Further studies of initial phase correction estimates’ effectiveness would help to transition this work into a clinical setting. First, a larger population of skull measurements should be analyzed. Two distinct groups were observed when analyzing correlation between the five subjects studied here. However, once a larger population of skull measurements is analyzed, it may be determined that all skulls are unique and no similarity patterns arise. Or it may be found that a small number of representative skulls can give appropriate initial estimates for the large majority of subjects. Alternatively, it may be found that certain low-mode Zernike-based corrections are largely consistent across the population, which would allow for a common low-mode correction to be used as an initial estimate for each new subject. It would also be of interest to explore MR images of a skull as a way to associate a new patient with an appropriate initial estimate of aberrations based on a subgroup of similar skulls. In future work, the effects of noise and blurring (due to shear waves and other effects) in the displacement phase measurements on the performance of this adaptive focusing algorithm need to be assessed. Finally, the use of spherical harmonics for characterizing aberrations and corrections should also be explored. It may be the case that spherical harmonics offer even greater correction efficiency, either in place of or in combination with Zernike polynomials.
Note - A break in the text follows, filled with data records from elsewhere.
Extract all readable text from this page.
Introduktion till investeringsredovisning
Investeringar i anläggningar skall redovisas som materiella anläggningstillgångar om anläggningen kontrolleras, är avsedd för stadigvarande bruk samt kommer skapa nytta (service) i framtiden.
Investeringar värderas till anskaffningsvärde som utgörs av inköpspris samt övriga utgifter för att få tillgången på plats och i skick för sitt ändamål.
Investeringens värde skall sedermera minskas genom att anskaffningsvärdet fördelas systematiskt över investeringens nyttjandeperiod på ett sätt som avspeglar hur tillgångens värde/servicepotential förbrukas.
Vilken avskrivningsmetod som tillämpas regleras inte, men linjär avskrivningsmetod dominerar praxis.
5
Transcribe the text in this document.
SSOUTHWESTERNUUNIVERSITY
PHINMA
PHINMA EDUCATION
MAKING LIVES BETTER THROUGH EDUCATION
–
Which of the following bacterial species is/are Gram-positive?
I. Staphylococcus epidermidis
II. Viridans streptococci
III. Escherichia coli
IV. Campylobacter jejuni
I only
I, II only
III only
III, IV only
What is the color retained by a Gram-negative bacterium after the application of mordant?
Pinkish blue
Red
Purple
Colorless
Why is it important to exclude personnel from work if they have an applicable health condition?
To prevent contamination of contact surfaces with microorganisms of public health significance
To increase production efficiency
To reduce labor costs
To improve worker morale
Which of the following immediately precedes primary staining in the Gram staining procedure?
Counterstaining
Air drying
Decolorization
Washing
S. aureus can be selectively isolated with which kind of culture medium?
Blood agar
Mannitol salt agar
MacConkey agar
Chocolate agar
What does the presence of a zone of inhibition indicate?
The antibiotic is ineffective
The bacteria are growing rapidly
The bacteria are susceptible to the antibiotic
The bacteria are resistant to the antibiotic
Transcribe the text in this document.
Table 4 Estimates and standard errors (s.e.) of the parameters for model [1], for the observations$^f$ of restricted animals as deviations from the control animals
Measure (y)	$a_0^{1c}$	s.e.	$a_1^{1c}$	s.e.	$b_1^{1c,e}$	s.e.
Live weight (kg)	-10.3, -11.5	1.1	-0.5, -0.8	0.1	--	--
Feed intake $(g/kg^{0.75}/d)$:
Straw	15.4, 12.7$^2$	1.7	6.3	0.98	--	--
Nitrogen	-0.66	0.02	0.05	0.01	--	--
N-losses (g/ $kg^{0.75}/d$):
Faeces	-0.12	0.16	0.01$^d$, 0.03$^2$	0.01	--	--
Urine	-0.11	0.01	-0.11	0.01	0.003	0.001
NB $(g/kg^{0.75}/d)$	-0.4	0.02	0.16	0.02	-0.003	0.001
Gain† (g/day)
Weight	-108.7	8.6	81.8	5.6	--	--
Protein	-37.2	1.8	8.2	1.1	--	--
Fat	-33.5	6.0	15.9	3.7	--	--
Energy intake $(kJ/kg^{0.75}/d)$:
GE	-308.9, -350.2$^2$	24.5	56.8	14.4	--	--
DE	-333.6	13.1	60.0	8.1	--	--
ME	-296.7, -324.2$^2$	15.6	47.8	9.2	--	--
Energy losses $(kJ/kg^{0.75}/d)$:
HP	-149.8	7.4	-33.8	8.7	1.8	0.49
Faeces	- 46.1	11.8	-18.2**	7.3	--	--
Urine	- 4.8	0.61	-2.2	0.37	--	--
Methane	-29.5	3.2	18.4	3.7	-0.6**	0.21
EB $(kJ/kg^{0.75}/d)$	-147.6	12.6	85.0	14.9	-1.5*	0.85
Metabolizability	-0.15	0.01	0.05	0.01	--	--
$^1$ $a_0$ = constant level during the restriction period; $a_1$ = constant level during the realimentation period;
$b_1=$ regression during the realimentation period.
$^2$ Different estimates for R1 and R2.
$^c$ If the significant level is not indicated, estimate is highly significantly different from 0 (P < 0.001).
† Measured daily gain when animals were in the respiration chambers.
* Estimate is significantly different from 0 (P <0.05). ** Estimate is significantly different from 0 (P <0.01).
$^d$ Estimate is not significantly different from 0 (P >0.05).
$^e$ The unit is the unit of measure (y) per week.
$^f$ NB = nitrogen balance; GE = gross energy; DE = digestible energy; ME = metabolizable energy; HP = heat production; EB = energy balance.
In this work, the application of Zernike polynomials to phase aberration correction was shown to be beneficial for adaptive focusing applications of transcranial ultrasound. Simulation and experimental results showed that skull-based phase aberrations can be well approximated by a number of ZPs representing only a fraction (<20%) of the number of elements in the hemispherical ultrasound transducer, which would allow for more than a 5× speedup in aberration correction as compared to full sampling approaches proposed before. The concentration of relative contribution to phase aberration correction at lower mode ZPs and the improvement of intensity at the focal spot after correction with an initial estimate may make the Zernike-based approach introduced here more robust to MR-ARFI measurement noise. These improvements can potentially greatly increase the viability of MR-ARFI-based adaptive focusing for a clinical transcranial MRgFUS therapy.